FARMERS & MERCHANTS BANK OF MANCHESTER v. GIBSON et al.

18777.

Supreme Court of Georgia.

Submitted November 8, 1954.

Decided January 10, 1955.

Rayford D. Bulloch, for plaintiff in error.

George R. Jacob, contra.

*271 MOBLEY, Justice.

1. An oral motion to dismiss is the equivalent of a general demurrer, and the question therein is not whether any particular allegation has been defectively pleaded, but whether the petition in its entirely fails to set out a cause of action. Minnesota Lumber Co. v. Hobbs & Livingston, 122 Ga. 20 (1) (49 S. E. 783); Capps v. Edwards, 130 Ga. 146 (1) (60 S. E. 455); Haynes v. Thrift Credit Union, 192 Ga. 229 (2) (14 S. E. 2d 871); Kanes v. Koutras, 203 Ga. 570, 573 (47 S. E. 2d 558).

2. "A general demurrer does not raise questions as to multifariousness, duplicity, or misjoinder of causes of action, or as to nonjoinder or misjoinder of parties. As to such matters, a special demurrer is necessary." Grant v. Hart, 192 Ga. 153 (4) (14 S. E. 2d 860). See also Greenwood v. Starr, 174 Ga. 503 (1) (163 S. E. 500); Hughes v. Cobb, 195 Ga. 213 (1) (23 S. E. 2d 701); Hall v. Browning, 195 Ga. 423 (5) (24 S. E. 2d 392).

3. Grounds of special demurrer are not good unless set forth in writing and filed at the first term. Calhoun v. Mosley, 114 Ga. 641 (2) (40 S. E. 714); Wood v. Wood, 166 Ga. 519 (7) (143 S. E. 770).
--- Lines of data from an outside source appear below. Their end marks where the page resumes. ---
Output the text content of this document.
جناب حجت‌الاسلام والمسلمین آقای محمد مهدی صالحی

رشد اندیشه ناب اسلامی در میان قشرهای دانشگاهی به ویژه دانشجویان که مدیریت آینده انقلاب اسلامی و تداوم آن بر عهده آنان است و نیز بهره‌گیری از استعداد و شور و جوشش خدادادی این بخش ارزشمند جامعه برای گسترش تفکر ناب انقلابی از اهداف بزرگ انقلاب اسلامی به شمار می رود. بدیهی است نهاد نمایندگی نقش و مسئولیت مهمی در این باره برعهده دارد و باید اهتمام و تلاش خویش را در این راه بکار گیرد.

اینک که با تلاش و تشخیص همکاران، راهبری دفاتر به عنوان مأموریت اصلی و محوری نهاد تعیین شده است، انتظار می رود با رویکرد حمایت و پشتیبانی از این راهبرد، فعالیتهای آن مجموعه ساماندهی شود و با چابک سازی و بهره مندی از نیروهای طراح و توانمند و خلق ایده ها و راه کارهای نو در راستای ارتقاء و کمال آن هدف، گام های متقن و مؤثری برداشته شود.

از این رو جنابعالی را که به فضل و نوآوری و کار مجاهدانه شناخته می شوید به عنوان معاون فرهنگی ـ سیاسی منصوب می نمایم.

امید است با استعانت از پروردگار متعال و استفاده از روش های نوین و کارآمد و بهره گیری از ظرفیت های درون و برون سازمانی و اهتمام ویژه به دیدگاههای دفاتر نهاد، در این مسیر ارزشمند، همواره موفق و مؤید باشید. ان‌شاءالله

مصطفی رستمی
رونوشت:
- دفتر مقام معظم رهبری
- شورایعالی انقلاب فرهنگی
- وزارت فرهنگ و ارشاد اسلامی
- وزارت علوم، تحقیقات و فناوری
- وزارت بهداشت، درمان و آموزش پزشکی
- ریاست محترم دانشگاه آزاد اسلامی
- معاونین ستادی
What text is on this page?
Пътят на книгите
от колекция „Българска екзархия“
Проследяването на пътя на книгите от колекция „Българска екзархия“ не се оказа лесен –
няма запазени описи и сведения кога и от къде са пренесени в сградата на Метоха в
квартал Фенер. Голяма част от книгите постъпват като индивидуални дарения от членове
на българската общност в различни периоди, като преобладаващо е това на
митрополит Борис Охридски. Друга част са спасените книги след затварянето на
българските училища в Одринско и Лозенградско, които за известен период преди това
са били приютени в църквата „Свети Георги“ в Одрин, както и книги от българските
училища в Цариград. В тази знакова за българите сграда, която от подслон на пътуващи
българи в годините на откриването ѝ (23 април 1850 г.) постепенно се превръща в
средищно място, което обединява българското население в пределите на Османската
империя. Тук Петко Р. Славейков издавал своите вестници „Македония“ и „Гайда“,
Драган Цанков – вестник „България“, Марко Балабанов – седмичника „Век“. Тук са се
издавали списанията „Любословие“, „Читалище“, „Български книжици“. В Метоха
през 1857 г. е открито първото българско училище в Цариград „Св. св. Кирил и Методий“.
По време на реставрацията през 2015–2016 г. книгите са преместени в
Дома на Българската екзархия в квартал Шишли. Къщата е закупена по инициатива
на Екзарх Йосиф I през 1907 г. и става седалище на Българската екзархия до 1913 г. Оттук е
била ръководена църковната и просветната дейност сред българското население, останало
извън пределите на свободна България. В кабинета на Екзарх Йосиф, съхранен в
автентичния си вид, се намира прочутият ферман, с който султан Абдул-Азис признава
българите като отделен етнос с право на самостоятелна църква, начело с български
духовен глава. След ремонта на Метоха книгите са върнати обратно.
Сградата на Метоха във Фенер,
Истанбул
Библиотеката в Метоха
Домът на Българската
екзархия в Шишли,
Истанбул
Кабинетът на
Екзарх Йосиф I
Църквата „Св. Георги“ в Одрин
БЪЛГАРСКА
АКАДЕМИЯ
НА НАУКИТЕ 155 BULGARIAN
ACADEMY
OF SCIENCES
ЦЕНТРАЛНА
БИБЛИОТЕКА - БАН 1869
While the defendants in the present case filed written special demurrers, so far as appears from the record they were not passed upon by the trial court.

4. Since the passage of the Uniform Procedure Act, where a suit is filed in a superior court, which has general jurisdiction both in law and in equity, the petition should not be dismissed on general demurrer if it states a cause of action for either legal or equitable relief. Pardue Medicine Co. v. Pardue, 194 Ga. 516 (1) (22 S. E. 2d 143).

5. The allegations of the petition to the effect, that the defendant husband, who was an insolvent debtor of the bank, executed a deed of gift conveying all of his property to his wife for the purpose of hindering and delaying creditors were sufficient, as against demurrer, to set forth a cause of action for the relief prayed, and the trial court erred in striking the petition on oral motion of the defendants. Echols v. Thompson, 210 Ga. 37 (77 S. E. 2d 521).

Judgment reversed. All the Justices concur.